Le Président François Loncle a accueilli M. Dragoljub Micunovic en commentant brièvement sa biographie. Il a évoqué notamment sa participation à la coalition DOS, qui a permis de rompre avec le régime de M. Milosevic grâce à l'élection de M. Kostunica. M. Loncle a évoqué sa joie d'avoir assisté à l'investiture de M. Kostunica à Belgrade. M. Micunovic est, depuis décembre 2000, Président de la Chambre basse de l'Assemblée fédérale yougoslave.

Le Président Dragoljub Micunovic a rappelé que M. Milosevic s'était maintenu au pouvoir depuis 1992 par la corruption et la manipulation. La victoire de M. Kostunica a été celle de la démocratie et beaucoup ne la croyaient pas possible.
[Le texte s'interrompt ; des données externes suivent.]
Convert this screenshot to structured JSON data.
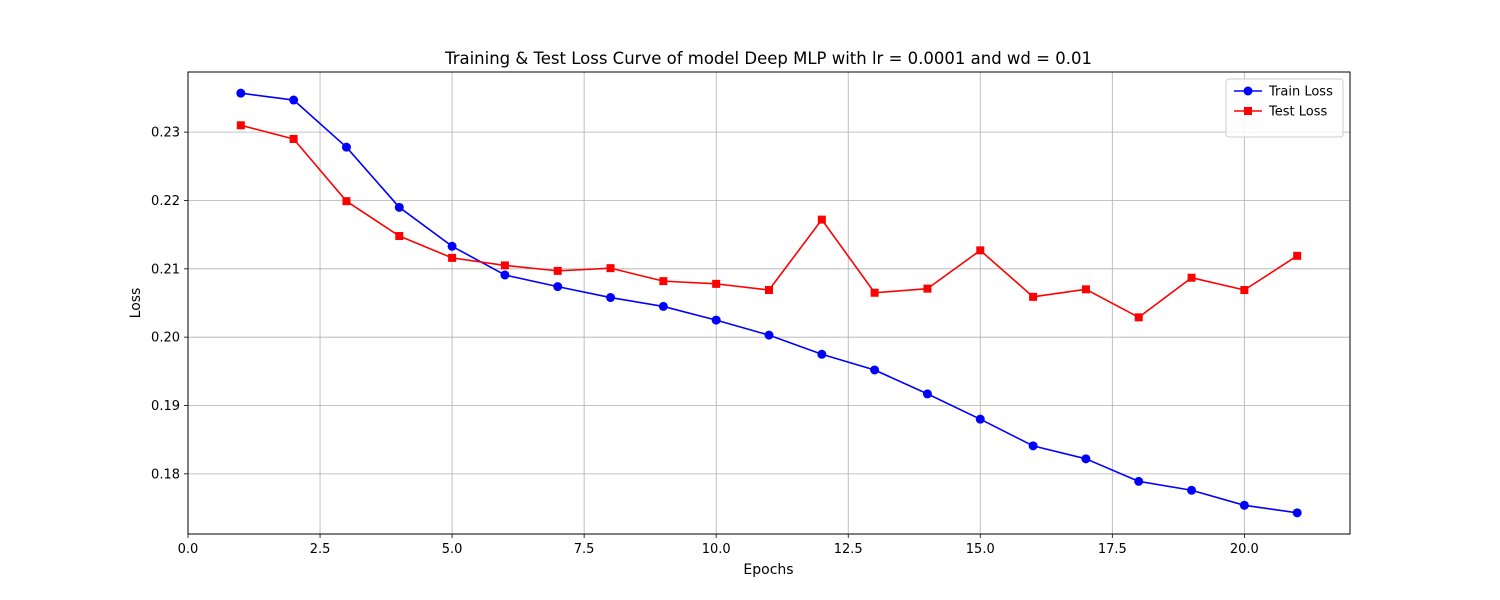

Le premier problème auquel est confrontée la Yougoslavie concerne le Monténégro. La Serbie et le Monténégro ont la même origine, la même culture, la même histoire. Il est donc logique qu'ils restent dans le même Etat. M. Djukanovic était naguère un partisan d'une forte décentralisation ; il n'y pas de raison rationnelle à ce qu'il ait changé d'avis. Un compromis est indispensable. Quatre fonctions sont réservées à l'Etat fédéral : les Affaires étrangères, la Défense, la Monnaie et la protection des libertés civiles. Le peuple a l'espoir d'une vie meilleure. Le maintien des tensions actuelles ne peut avoir que des effets négatifs.
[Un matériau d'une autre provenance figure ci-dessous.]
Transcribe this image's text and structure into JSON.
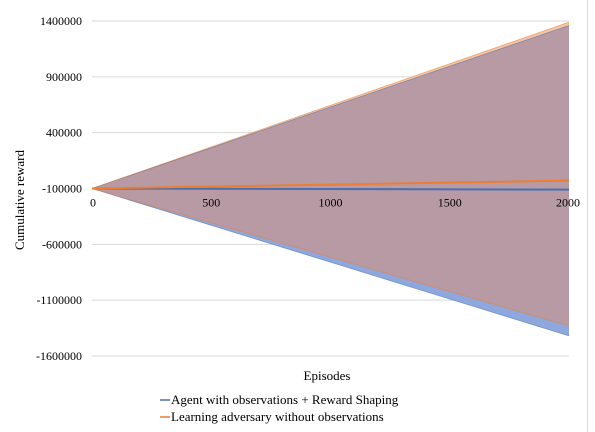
{
  "chart_data": {
    "type": "area",
    "title": "",
    "xlabel": "Episodes",
    "ylabel": "Cumulative reward",
    "xlim": [
      0,
      2000
    ],
    "ylim": [
      -1600000,
      1400000
    ],
    "x_ticks": [
      0,
      500,
      1000,
      1500,
      2000
    ],
    "y_ticks": [
      1400000,
      900000,
      400000,
      -100000,
      -600000,
      -1100000,
      -1600000
    ],
    "x_tick_labels": [
      "0",
      "500",
      "1000",
      "1500",
      "2000"
    ],
    "y_tick_labels": [
      "1400000",
      "900000",
      "400000",
      "-100000",
      "-600000",
      "-1100000",
      "-1600000"
    ],
    "grid": "horizontal",
    "legend_position": "bottom",
    "series": [
      {
        "name": "Agent with observations + Reward Shaping",
        "color": "#4a6fb0",
        "fill_color": "#8ea7dc",
        "x": [
          0,
          2000
        ],
        "mean": [
          -100000,
          -110000
        ],
        "lower": [
          -100000,
          -1420000
        ],
        "upper": [
          -100000,
          1360000
        ]
      },
      {
        "name": "Learning adversary without observations",
        "color": "#ed7d31",
        "fill_color": "#f6c6a4",
        "x": [
          0,
          2000
        ],
        "mean": [
          -100000,
          -30000
        ],
        "lower": [
          -100000,
          -1330000
        ],
        "upper": [
          -100000,
          1390000
        ]
      }
    ],
    "overlap_color": "#b79aa3"
  }
}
Le deuxième problème de la Yougoslavie concerne le monde entier : c'est celui du Kosovo. Le gouvernement yougoslave fait preuve de beaucoup de sagesse en ne répondant pas aux provocations, en engageant le dialogue avec la population, en nouant des liens étroits avec la KFOR qui possède la compétence juridique au Kosovo, en suscitant une police mixte. L'armée yougoslave est désormais considérée comme un élément de stabilité dans la région.

Le troisième problème concerne les relations avec le Tribunal pénal international. Le Parlement yougoslave a voté en faveur d'une pleine et entière collaboration avec ce dernier. Tous les criminels seront extradés et d'ores et déjà plus de 2 000 procès ont été lancés en interne contre des militaires. Ce point ne justifie en aucun cas tout retard à l'octroi d'une aide financière. M. Milosevic lui-même ainsi que l'ancien chef de la sûreté ont été arrêtés.

Sur le plan international la République fédérale de Yougoslavie désire s'intégrer à l'Union européenne et devenir membre du Conseil de l'Europe. Elle compte sur l'Union européenne pour améliorer ses institutions, et former ses cadres. Cette intégration impliquant une présence sur le marché européen permettra le retour de la confiance des citoyens. De même, elle se félicite de son intégration dans les instances régionales. En conclusion M. Dragoljub Micunovic a reconnu qu'il restait à son pays des tâches importantes à accomplir.

M. René André a exprimé sa grande satisfaction à pouvoir saluer la présence devant la Commission des Affaires étrangères de M. Dragoljub Micunovic, qui permet de renouer les liens séculaires qui existent entre son pays et la France. Observant que la République fédérale de Yougoslavie souhaite influencer les Serbes du Kosovo, il s'est demandé si leur retour y était possible, si leur liberté de circulation pouvait y être assurée sans la présence d'une force internationale. Il a demandé à M. Dragoljub Micunovic quelle était son appréciation sur le pacte de stabilité qui a pour fonction de faire coexister les peuples ; est-il réellement efficace ou bien un simple v_u pieu ?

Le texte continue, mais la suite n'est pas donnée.